Alan Joyce pay soars as happy days return to Qantas
Qantas has defended Alan Joyce’s windfall gains from the airline’s turnaround, almost doubling the CEO’s pay.
Qantas has rushed to defend Alan Joyce’s windfall gains from the airline’s dramatic turnaround, with the chief executive almost doubling his pay last year to $24.6 million while average wage growth across the economy remains weak.
Mr Joyce, who revealed this week he personally had donated $1m to the same-sex marriage Yes campaign, also disclosed yesterday he had reaped $20m from selling 3.5 million Qantas shares on Monday and Tuesday.
He retains 3.6 million shares, which still ranks him among the company’s top 20 shareholders.
Sensitive to the fact Mr Joyce could end the financial year as the nation’s top-paid executive, Qantas chairman Leigh Clifford defended the airline’s pay practices.
He said 97 per cent of shareholders had supported a 2014 proposal to link senior management bonuses to Mr Joyce’s $2 billion turnaround plan.
“For a business that was facing an uncertain future three years ago, and was in no position to pay bonuses to any of its people, the fundamentals that underpin (yesterday’s) pay disclosures show how far we have come,” he said.
While the pay outcome was “high”, it reflected the company’s exceptional performance, including its top ranking for total shareholder return (share-price growth plus reinvested dividends) among global airlines and the top-100 listed companies in Australia.
In 2014, Qantas was a distressed airline, reporting a record $2.8bn loss after a profit-sapping war against local rival Virgin and persistent losses in its international division.
Mr Joyce, whose base pay has been frozen since 2011 and was $2.1m last year, gave up 5 per cent of his base pay for the 18 months to June 2015.
The sharp fall in fuel prices has been a big tailwind for Qantas, boosting its underlying profit by $400m in 2016 and a further $196m last year. However, the airline has shed thousands of jobs, restructured its international division and reinvested heavily.
Last month, it unveiled its second-biggest profit, an underlying pre-tax profit of $1.4bn. All transformation targets were achieved.
Mr Clifford said Qantas was now one of the best-performing airlines in the world.
The share price had risen by 350 per cent since the dark days of 2014 as market value surged from $2.5bn to $10bn. In the same period, about $3.5bn in profit had been generated, he said.
“And the value of executive bonuses, which are mostly paid in Qantas shares, have risen with it.”
This meant shares worth $1.26 when they were awarded in 2014 were being paid out in bonuses today when they’re worth $5.72. In Mr Joyce’s case, share-price growth accounted for $14.5m of his $24.6m pay package.

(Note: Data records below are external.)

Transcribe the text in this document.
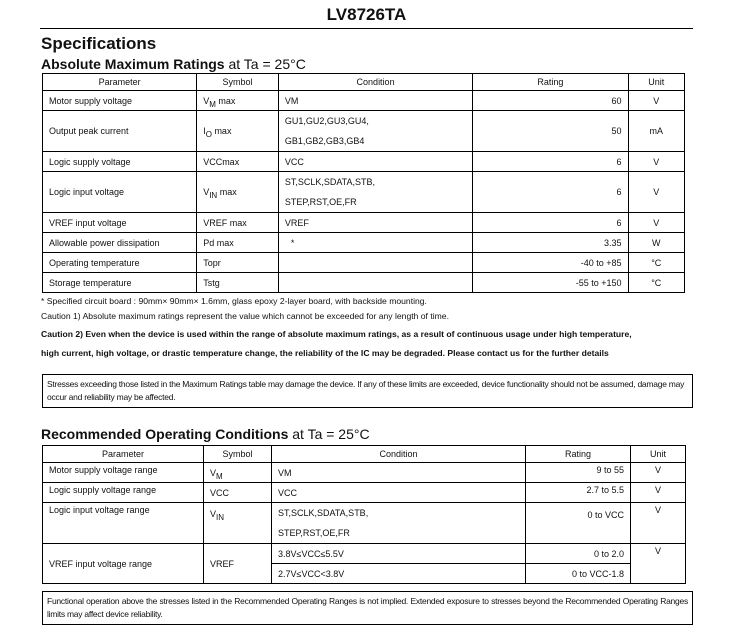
LV8726TA
Specifications
Absolute Maximum Ratings at Ta = 25°C
Parameter	Symbol	Condition	Rating	Unit
Motor supply voltage	$V_M$ max	VM	60	V
Output peak current	$I_O$ max	GU1,GU2,GU3,GU4,
GB1,GB2,GB3,GB4	50	mA
Logic supply voltage	VCCmax	VCC	6	V
Logic input voltage	$V_{IN}$ max	ST,SCLK,SDATA,STB,
STEP,RST,OE,FR	6	V
VREF input voltage	VREF max	VREF	6	V
Allowable power dissipation	Pd max	*	3.35	W
Operating temperature	Topr		-40 to +85	°C
Storage temperature	Tstg		-55 to +150	°C
* Specified circuit board : 90mm× 90mm× 1.6mm, glass epoxy 2-layer board, with backside mounting.
Caution 1) Absolute maximum ratings represent the value which cannot be exceeded for any length of time.
Caution 2) Even when the device is used within the range of absolute maximum ratings, as a result of continuous usage under high temperature,
high current, high voltage, or drastic temperature change, the reliability of the IC may be degraded. Please contact us for the further details
Stresses exceeding those listed in the Maximum Ratings table may damage the device. If any of these limits are exceeded, device functionality should not be assumed, damage may occur and reliability may be affected.
Recommended Operating Conditions at Ta = 25°C
Parameter	Symbol	Condition	Rating	Unit
Motor supply voltage range	$V_M$	VM	9 to 55	V
Logic supply voltage range	VCC	VCC	2.7 to 5.5	V
Logic input voltage range	$V_{IN}$	ST,SCLK,SDATA,STB,
STEP,RST,OE,FR	0 to VCC	V
VREF input voltage range	VREF	3.8V≤VCC≤5.5V	0 to 2.0	V
		2.7V≤VCC<3.8V	0 to VCC-1.8	
Functional operation above the stresses listed in the Recommended Operating Ranges is not implied. Extended exposure to stresses beyond the Recommended Operating Ranges limits may affect device reliability.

Mr Clifford said the success of the turnaround had resulted in $220m being paid in bonuses to 25,000 Qantas staff in the past three years. However, the bonuses were likely to be much lower in future.
One of Qantas’s big shareholders, BT Investment Management, strongly supported Mr Joyce’s remuneration as pay for performance.
“Alan Joyce has navigated the company through a period of corporate distress, has successfully competed through a domestic capacity war and transformed the company’s cost base,” BT investment analyst Sondal Bensan said.
“All of this has resulted in a sustainable and significant windfall for shareholders, and hence he is being paid for performance.”
Ownership Matters principal Dean Paatsch, who advises big institutions how to vote their shares at company meetings, agreed.
“Alan Joyce’s pay is a big number by any stretch,” he said.
“But the Qantas share price has quadrupled and his experience mirrors that of very happy long-term shareholders.”